我想输入一个矩阵大小N x N并切成一片,以使每个元素都直接位于其上方,下方或下方。成本是切片中所有元素的总和。我该如何编写程序来做到这一点?
例如。矩阵作为列表列表
[[1,2,3],
[4,5,6],
[7,8,9]]
具有以下切片:
(1,4,7), (1,4,8), (1,5,7), (1,5,8), (1,5,9),
(2,4,7), (2,4,8), (2,5,7), (2,5,8), (2,5,9), (2,6,8), (2,6,9),
(3,5,7), (3,5,8), (3,5,9), (3,6,8), (3,6,9)
然后权重最低的切片是(1,4,7),总和为12。
答案 0 :(得分:2)
正如vivek所说,您可以使用动态程序解决此问题:
创建一个成本表,其大小与输入矩阵相同。成本矩阵的每个元素都存储以该元素结尾的最小切片的成本。如果您还将前一个slice元素存储在此费用表中,则还可以最终提取实际切片(而不只是其费用)。
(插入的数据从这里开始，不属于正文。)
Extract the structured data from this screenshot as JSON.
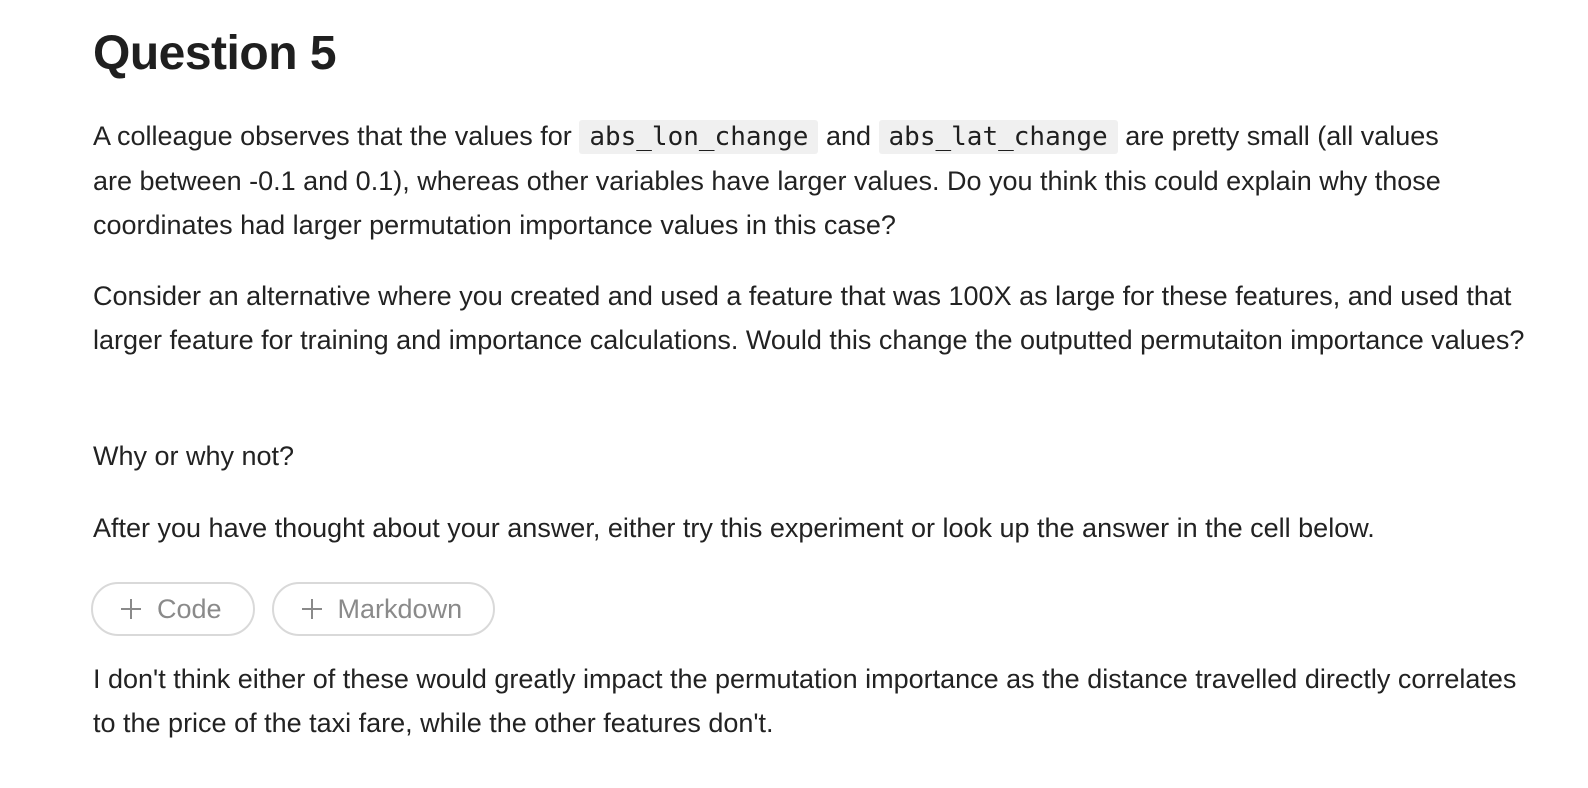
{
  "notebook": {
    "title": "Question 5",
    "paragraph1": {
      "text_a": "A colleague observes that the values for ",
      "code_a": "abs_lon_change",
      "text_b": " and ",
      "code_b": "abs_lat_change",
      "text_c": " are pretty small (all values are between -0.1 and 0.1), whereas other variables have larger values. Do you think this could explain why those coordinates had larger permutation importance values in this case?"
    },
    "paragraph2": "Consider an alternative where you created and used a feature that was 100X as large for these features, and used that larger feature for training and importance calculations. Would this change the outputted permutaiton importance values?",
    "paragraph3": "Why or why not?",
    "paragraph4": "After you have thought about your answer, either try this experiment or look up the answer in the cell below.",
    "add_buttons": {
      "code_label": "Code",
      "markdown_label": "Markdown",
      "icon": "plus-icon"
    },
    "answer": "I don't think either of these would greatly impact the permutation importance as the distance travelled directly correlates to the price of the taxi fare, while the other features don't."
  }
}
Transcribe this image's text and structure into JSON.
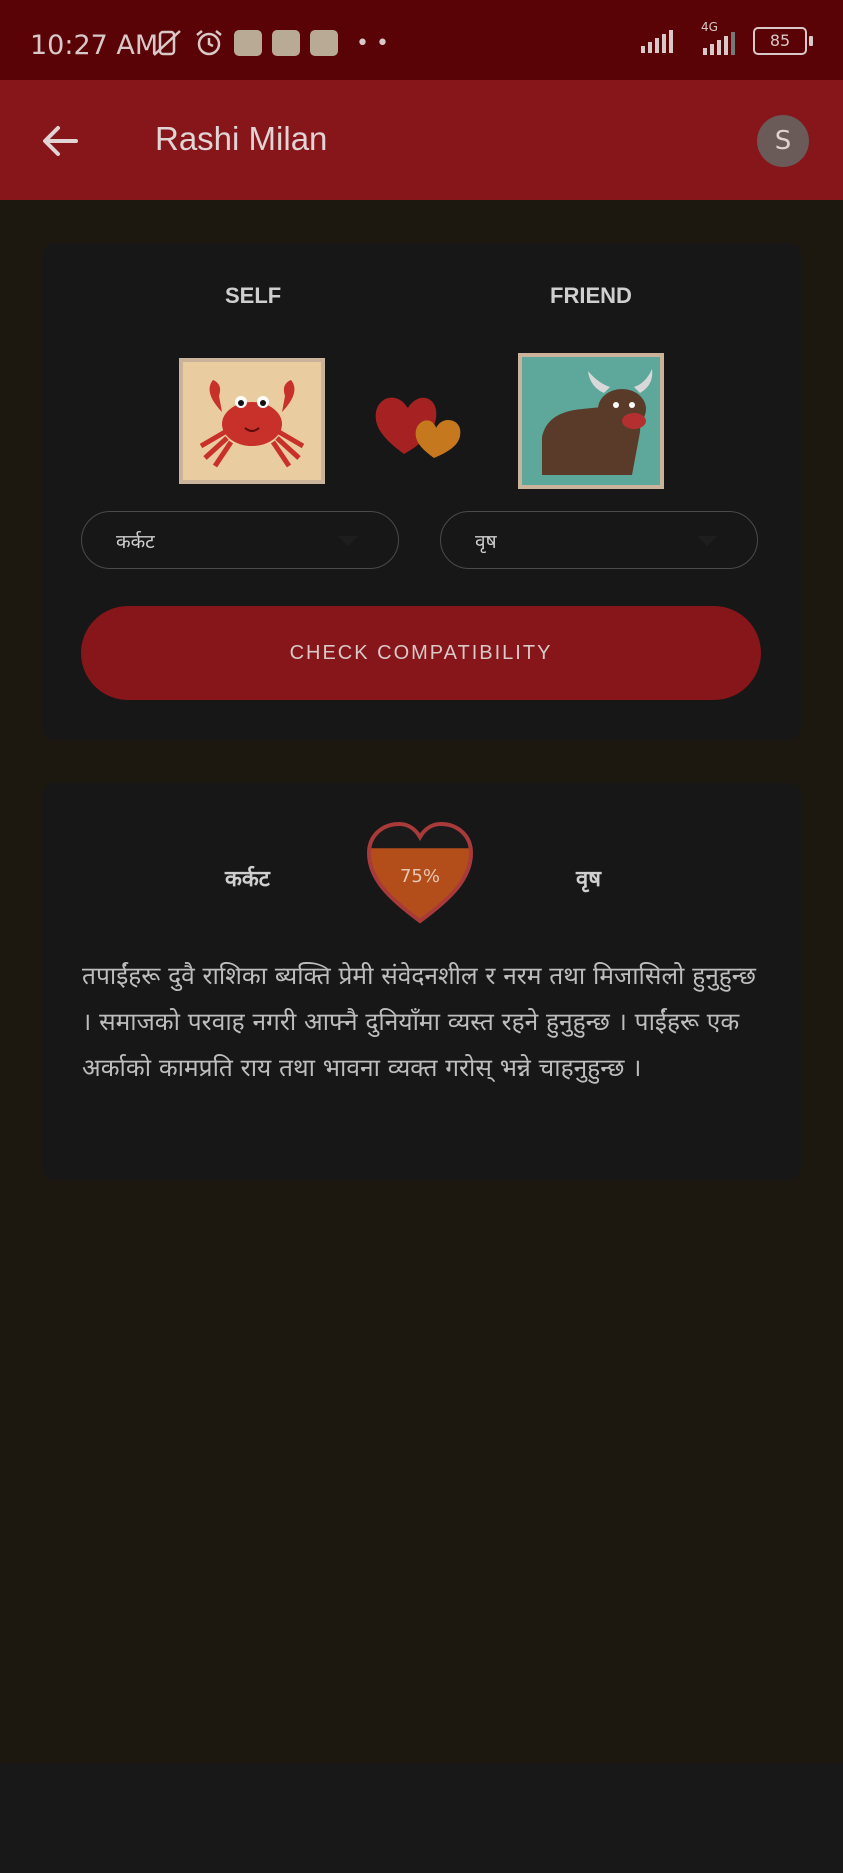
{
  "status_bar": {
    "time": "10:27 AM",
    "network": "4G",
    "battery": "85"
  },
  "app_bar": {
    "title": "Rashi Milan",
    "avatar_letter": "S"
  },
  "selection": {
    "self_label": "SELF",
    "friend_label": "FRIEND",
    "self_sign_icon": "crab-icon",
    "friend_sign_icon": "bull-icon",
    "self_value": "कर्कट",
    "friend_value": "वृष",
    "check_button": "CHECK COMPATIBILITY"
  },
  "result": {
    "self_sign": "कर्कट",
    "friend_sign": "वृष",
    "percent_text": "75%",
    "percent_value": 75,
    "description": "तपाईंहरू दुवै राशिका ब्यक्ति प्रेमी संवेदनशील र नरम तथा मिजासिलो हुनुहुन्छ । समाजको परवाह नगरी आफ्नै दुनियाँमा व्यस्त रहने हुनुहुन्छ ।  पाईंहरू एक अर्काको कामप्रति राय तथा भावना व्यक्त गरोस् भन्ने चाहनुहुन्छ ।"
  },
  "colors": {
    "primary": "#86161a",
    "status": "#5a0306",
    "background": "#1c1810",
    "card": "#171717",
    "meter_fill": "#b34e1a"
  }
}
您可以很容易地初始化成本表。只需将输入矩阵的第一行复制到表中即可。然后,我们将逐行填充表格的其余部分。假设C是成本矩阵,M是输入矩阵。然后:
//Initialize cost table
for col = 0 to N - 1
C(0, col) = M(0, col)
//Run dynamic program
for row = 1 to N - 1
for col = 0 to N - 1
//take the minimum of the three possible predecessors:
//make sure that the entries exist (i.e., take care of the edges, not shown here)
C(row, col) = M(row, col)
+ min(C(row - 1, col - 1)), C(row - 1, col), C(row - 1, col + 1))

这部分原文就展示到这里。